The targeted drug delivery with the help of nanocarriers and the controlled drug release at the lesion sites are the most effective ways to enhance therapeutic efficacy and reduce side effects. Here, we built a light sensitive liposome (Her2-I&D-LSL) which was formed by a special phospholipid (PLsPC) and a hydrophobically modified photosensitizer (ICG-ODA). DOX was employed as the therapeutic drug, encapsulating in the internal phase of the liposome whose surface was modified by Her2 antibodies for recognizing tumor cells with high Her2 receptor expression. Mediated by NIR light, Her2-I&D-LSL was proved to generate sufficient ROS to realize PDT, which then triggered the release of DOX for combined chemotherapy. The ROS generation and DOX release were verified to be strictly controlled by NIR light and the proportion of ICG-ODA. Thanks to the mediation of Her2 receptor, the specific DOX release and the combination of PDT-chemotherapy triggered by NIR light, Her2-I&D-LSL showed a significant accumulation in MCF7 and SKOV3 tumors, thus leading to the strongest tumor growth inhibition effect compared to PDT alone (I-LSL) or chemotherapy alone (D-LSL). Her2-I&D-LSL also possessed a great biocompatibility due to the targeted treatment, holding promise for future cancer therapy in clinic.
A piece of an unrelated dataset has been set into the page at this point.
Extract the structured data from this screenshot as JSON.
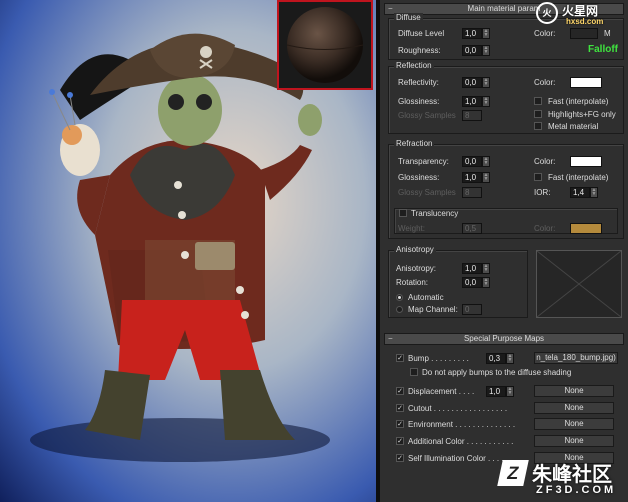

借助于纳米载体的靶向药物递送和在病变部位的受控药物释放是增强治疗功效和减少副作用的最有效方法。在这里，我们建立了由特殊的磷脂（PLsPC）和疏水改性的光敏剂（ICG-ODA）形成的光敏脂质体（Her2-I＆D-LSL）。DOX被用作治疗药物，包裹在脂质体的内相中，脂质体的表面被Her2抗体修饰，以识别具有高Her2受体表达的肿瘤细胞。在近红外光的作用下，Her2-I＆D-LSL被证明可以产生足够的ROS来实现PDT，然后触发DOX的释放以进行联合化疗。ROS的产生和DOX的释放被证实是由NIR光和ICG-ODA的比例严格控制的。由于Her2受体的介导，特定的DOX释放以及近红外光触发的PDT化学疗法的结合，Her2-I＆D-LSL在MCF7和SKOV3肿瘤中显示出大量蓄积，因此与之相比，具有最强的肿瘤生长抑制作用单独使用PDT（I-LSL）或单独使用化学疗法（D-LSL）。由于靶向治疗，Her2-I＆D-LSL也具有很大的生物相容性，有望在临床上用于未来的癌症治疗。